Summary: In a time of war it is important to be reminded of God’s intention for the world and for us.
Rev. Roger Haugen
It has been a tough week. The tension of the build-up to war has sapped many of us of energy. The war that seemed so inevitable, yet undesirable has arrived and we are not left untouched. There have been peace marches and prayer vigils around the world with many impassioned pleas for peace. There have been many well thought-out reasons for war put forward by intelligent people. Many unsettled nights of sleep. We have heard the rhetoric from President Bush and also from Saddam Hussein, both claiming God on their side and the cause of justice and right firmly in their respective favour.
There is the fear of what might be, now that war has indeed been declared. Will the western world be open game for terrorism? If terrorism is the incitement of terror, then surely the cause of terrorism took a great leap forward this week, for we are indeed afraid. What do the days ahead have in store for the people of Iraq and the Middle East? What do the days have in store for us?
If the United Nations no longer holds authority on the world stage and in world events, what does this mean for international law and the idea that we should treat each other with civility and respect? Have we moved to frontier justice where the loudest and the strongest are in charge? The rules have changed and we shudder at the consequences of which we have only a glimmer.
At first it might seem that our gathering here today in worship is of no consequence. Why bother go about our liturgical routine, walking another week into Lent? Hearing and reflecting upon the texts appointed for today? We gather as Christians today because we need to gather around the hope that we have. We need to gather to speak of the basis for that hope in as clear terms as we possibly can. We gather today to remind ourselves of God’s intentions for us and for God’s world and to have the strength to carry that message to the desperate world around us.
The texts today help us remember our basis of hope, remember that even when evil seems to be in charge, God is God. The texts today, as every week, place our relationship to God at the very centre of our being. The texts this week allow us to confess ways in which we have strayed from this relationship and provide a way back.
1 Corinthians reminds us to remember God’s wisdom and God’s strength. “Remember that the cross is foolishness to those who are perishing.” But for those of us who seek to live as children of God it is the power of God. Don’t get caught up in the wisdom of those who claim to be wise, because that is not God’s wisdom. “For God’s foolishness is wiser than human wisdom, and God’s weakness is stronger than human strength.” We are to be a voice of God’s intentions for the world and not be confused by apparent power and wisdom.
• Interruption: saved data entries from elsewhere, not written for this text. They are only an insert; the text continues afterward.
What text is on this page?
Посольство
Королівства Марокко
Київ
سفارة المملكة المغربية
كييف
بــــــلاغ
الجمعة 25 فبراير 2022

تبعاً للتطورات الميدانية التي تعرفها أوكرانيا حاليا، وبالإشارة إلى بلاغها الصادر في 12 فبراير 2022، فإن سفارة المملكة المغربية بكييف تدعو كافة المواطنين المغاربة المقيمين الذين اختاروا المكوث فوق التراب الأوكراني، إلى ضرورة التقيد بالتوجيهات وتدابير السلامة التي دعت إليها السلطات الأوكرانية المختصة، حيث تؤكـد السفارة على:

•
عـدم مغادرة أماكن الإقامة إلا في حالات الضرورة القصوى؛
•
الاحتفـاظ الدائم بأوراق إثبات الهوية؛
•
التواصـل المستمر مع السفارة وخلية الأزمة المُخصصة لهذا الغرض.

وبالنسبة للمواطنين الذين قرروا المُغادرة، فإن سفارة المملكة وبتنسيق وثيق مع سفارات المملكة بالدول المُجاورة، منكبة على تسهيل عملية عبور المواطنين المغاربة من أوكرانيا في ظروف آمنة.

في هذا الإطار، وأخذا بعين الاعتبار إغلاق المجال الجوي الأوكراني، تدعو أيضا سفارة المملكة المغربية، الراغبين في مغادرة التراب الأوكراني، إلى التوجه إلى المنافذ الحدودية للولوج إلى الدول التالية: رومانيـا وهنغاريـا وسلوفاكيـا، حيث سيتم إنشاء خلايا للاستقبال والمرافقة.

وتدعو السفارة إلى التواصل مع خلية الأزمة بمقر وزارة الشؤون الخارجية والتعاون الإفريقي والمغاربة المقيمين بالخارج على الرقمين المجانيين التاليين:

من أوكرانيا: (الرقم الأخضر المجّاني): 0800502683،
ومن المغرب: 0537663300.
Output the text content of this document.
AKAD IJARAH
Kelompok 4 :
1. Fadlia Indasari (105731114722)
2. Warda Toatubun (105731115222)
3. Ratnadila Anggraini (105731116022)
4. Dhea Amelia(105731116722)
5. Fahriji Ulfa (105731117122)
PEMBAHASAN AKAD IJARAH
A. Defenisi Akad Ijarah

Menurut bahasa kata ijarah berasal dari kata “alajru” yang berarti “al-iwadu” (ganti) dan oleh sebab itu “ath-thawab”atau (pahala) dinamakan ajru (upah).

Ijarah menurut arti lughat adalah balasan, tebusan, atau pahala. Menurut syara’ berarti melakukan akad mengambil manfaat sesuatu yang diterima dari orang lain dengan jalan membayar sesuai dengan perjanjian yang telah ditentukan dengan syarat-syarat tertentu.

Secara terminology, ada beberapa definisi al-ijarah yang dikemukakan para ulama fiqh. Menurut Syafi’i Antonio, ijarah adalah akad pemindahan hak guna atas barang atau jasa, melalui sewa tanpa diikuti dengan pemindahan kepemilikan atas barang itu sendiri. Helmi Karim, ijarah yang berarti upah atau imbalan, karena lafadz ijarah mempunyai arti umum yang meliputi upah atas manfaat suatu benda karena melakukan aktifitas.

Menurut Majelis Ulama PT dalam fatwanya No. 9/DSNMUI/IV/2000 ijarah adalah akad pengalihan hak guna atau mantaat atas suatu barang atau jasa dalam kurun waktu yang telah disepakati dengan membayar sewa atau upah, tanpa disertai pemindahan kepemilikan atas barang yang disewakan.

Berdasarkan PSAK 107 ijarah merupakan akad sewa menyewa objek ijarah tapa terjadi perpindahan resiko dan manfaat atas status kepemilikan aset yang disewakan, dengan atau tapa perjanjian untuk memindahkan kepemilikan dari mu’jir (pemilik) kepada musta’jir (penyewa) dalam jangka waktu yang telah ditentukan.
We need also to watch how our intentions and our wisdom want to take over. The pattern in the Old Testament is as old as human nature and continues today. God created the world and said it was good, but before long jealousy came into being and murder was quick to follow. Humankind discovered their amazing gift of language and began to plot how to work together to build a tower up to God. The tower of Babel quickly came down and the world rushed toward the time of the flood. Over and over God placed his blessing upon a leader only to see that leader use his power for his own advantage rather than the good of the people. Over and over again, leaders have claimed to have God on their side and then abused their power thinking that God was their servant. The only place we can be sure that God is in any conflict between weak and strong, is on the side of the weak. God is with us when we stand beside the weak and the oppressed.